El hecho de que Henry Armstrong estuviera enterrado no era motivo suficientemente
convincente como para demostrarle que estaba muerto: siempre había sido un hombre
difícil de persuadir. El testimonio de sus sentidos le obligaba a admitir que estaba
realmente enterrado. Su posición —tendido boca arriba con las manos cruzadas sobre su
estómago y atadas, que rompió fácilmente sin que se alterase la situación—, el estricto
confinamiento de toda su persona, la negra oscuridad y el profundo silencio, constituían
una evidencia imposible de contradecir y Armstrong lo aceptó sin perderse en
cavilaciones.
Pero, muerto... no. Sólo estaba enfermo, muy enfermo, aunque, con la apatía del
inválido, no se preocupó demasiado por la extraña suerte que le había correspondido. No
era un filósofo, sino simplemente una persona vulgar, dotada en aquel momento de una
patológica indiferencia; el órgano que le había dado ocasión de inquietarse estaba ahora
aletargado. De modo que sin ninguna aprensión por lo que se refiriera a su futuro
inmediato, se quedó dormido y todo fue paz para Henry Armstrong.
Pero algo todavía se movía en la superficie. Era aquella una oscura noche de verano,
rasgada por frecuentes relámpagos que iluminaban unas nubes, las cuales avanzaban por
el este preñadas de tormenta. Aquellos breves y relampagueantes fulgores proyectaban
una fantasmal claridad sobre los monumentos y lápidas del camposanto. No era una
noche propicia para que una persona normal anduviera vagabundeando alrededor de un
cementerio, de modo que los tres hombres que estaban allí, cavando en la tumba de Henry
Armstrong, se sentían razonablemente seguros.
Dos de ellos eran jóvenes estudiantes de una Facultad de Medicina que se hallaba a
unas millas de distancia; el tercero era un gigantesco negro llamado Jess. Desde hacía
muchos años Jess estaba empleado en el cementerio en calidad de sepulturero, y su chanza
favorita era la de que "conocía todas las ánimas del lugar". Por la naturaleza de lo que
ahora estaba haciendo, podía inferirse que el lugar no estaba tan poblado como su libro de
registro podía hacer suponer.
Al otro lado del muro, apartados de la carretera, podían verse un caballo y un
carruaje ligero, esperando.
El trabajo de excavación no resultaba difícil; la tierra con la cual había sido rellenada
la tumba unas horas antes ofrecía poca resistencia, y no tardó en quedarse amontonada a
uno de los lados de la fosa. El levantar la tapadera del ataúd requirió más esfuerzo, pero
Jess era práctico en la tarea y terminó por colocar cuidadosamente la tapadera sobre el
montón de tierra, dejando al descubierto el cadáver, ataviado con pantalones negros y
camisa blanca.
En aquel preciso instante, un relámpago zigzagueó en el aire, desgarrando la
oscuridad, y casi inmediatamente estalló un fragoroso trueno. Arrancado de su sueño,
Henry Armstrong incorporó tranquilamente la mitad superior de su cuerpo hasta quedar
sentado.
Profiriendo gritos inarticulados, los hombres huyeron, poseídos por el terror, cada
uno de ellos en una dirección distinta. Dos de los fugitivos no hubieran regresado por
nada del mundo. Pero Jess estaba hecho de otra pasta.

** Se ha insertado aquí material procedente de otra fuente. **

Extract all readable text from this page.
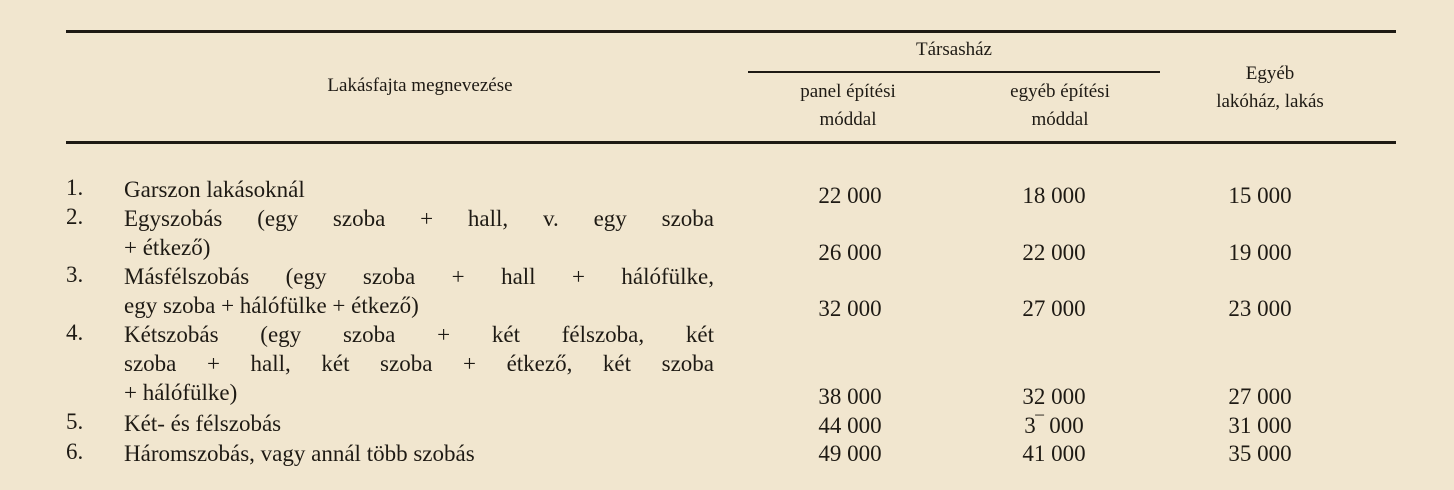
Lakásfajta megnevezése
Társasház
panel építési
móddal
egyéb építési
móddal
Egyéb
lakóház, lakás
1.	Garszon lakásoknál	22 000	18 000	15 000
2.	Egyszobás (egy szoba + hall, v. egy szoba
+ étkező)	26 000	22 000	19 000
3.	Másfélszobás (egy szoba + hall + hálófülke,
egy szoba + hálófülke + étkező)	32 000	27 000	23 000
4.	Kétszobás (egy szoba + két félszoba, két
szoba + hall, két szoba + étkező, két szoba
+ hálófülke)	38 000	32 000	27 000
5.	Két- és félszobás	44 000	3‾ 000	31 000
6.	Háromszobás, vagy annál több szobás	49 000	41 000	35 000
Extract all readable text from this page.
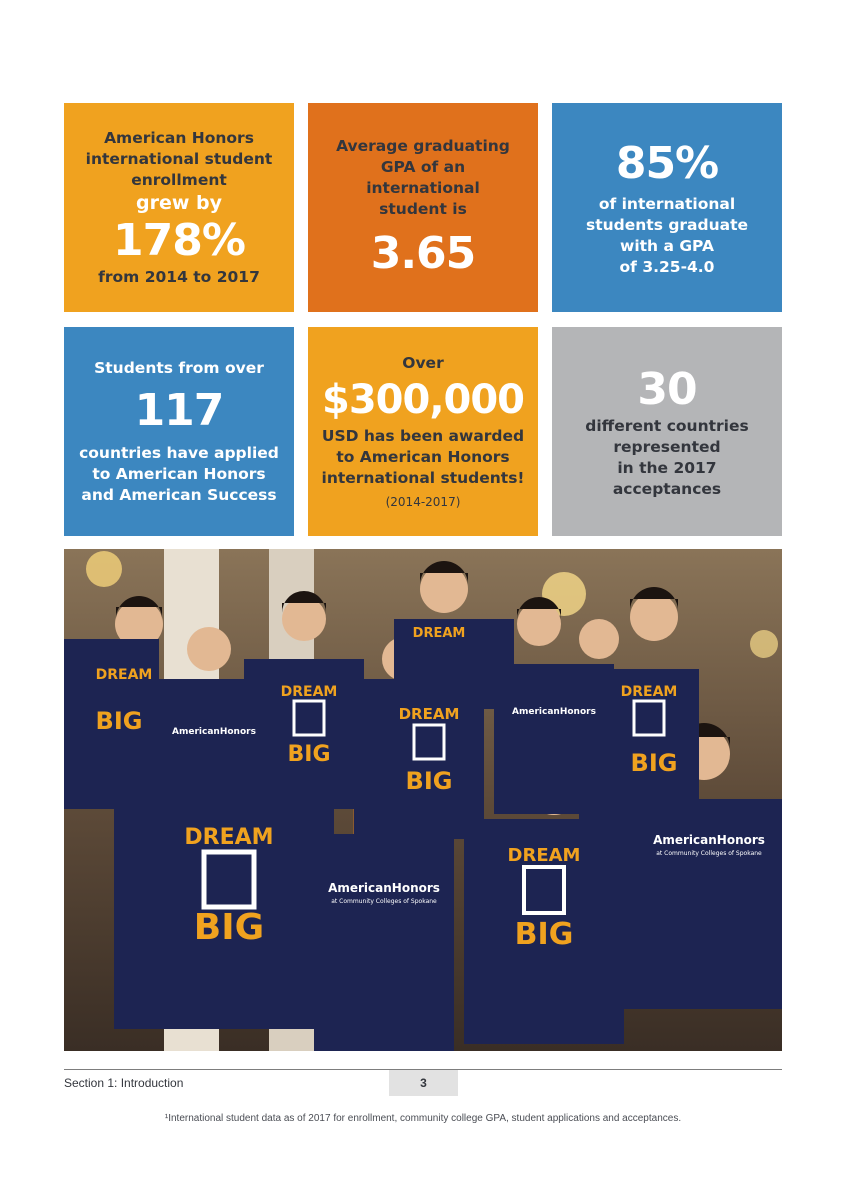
American Honors
international student
enrollment
grew by
178%
from 2014 to 2017
Average graduating
GPA of an
international
student is
3.65
85%
of international
students graduate
with a GPA
of 3.25-4.0
Students from over
117
countries have applied
to American Honors
and American Success
Over
$300,000
USD has been awarded
to American Honors
international students!
(2014-2017)
30
different countries
represented
in the 2017
acceptances
DREAM
BIG
DREAM
BIG
DREAM
BIG
DREAM
BIG
DREAM
BIG
DREAM
DREAM
BIG
AmericanHonors
at Community Colleges of Spokane
AmericanHonors
at Community Colleges of Spokane
AmericanHonors
AmericanHonors
Section 1: Introduction	3
¹International student data as of 2017 for enrollment, community college GPA, student applications and acceptances.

Con las primeras luces del amanecer, los dos estudiantes, pálidos de ansiedad y con
el terror de su aventura latiendo aún tumultuosamente en su sangre, llegaron a la
Facultad.
—¿Lo has visto? —exclamó uno de ellos.
—¡Dios! Sí... ¿Qué vamos a hacer?
Se encaminaron a la parte de atrás del edificio, donde vieron un carruaje ligero con
un caballo uncido y atado por el ronzar a una verja, cerca de la sala de disección.
Maquinalmente, los dos jóvenes entraron en la sala. Sentado en un banco, a oscuras,
vieron al negro Jess. El negro se puso de pie, sonriendo, todo ojos y dientes.
—Estoy esperando mi paga —dijo.
Desnudo sobre una larga mesa, yacía el cadáver de Henry Armstrong. Tenía la
cabeza manchada de sangre y arcilla por haber recibido un golpe de azada.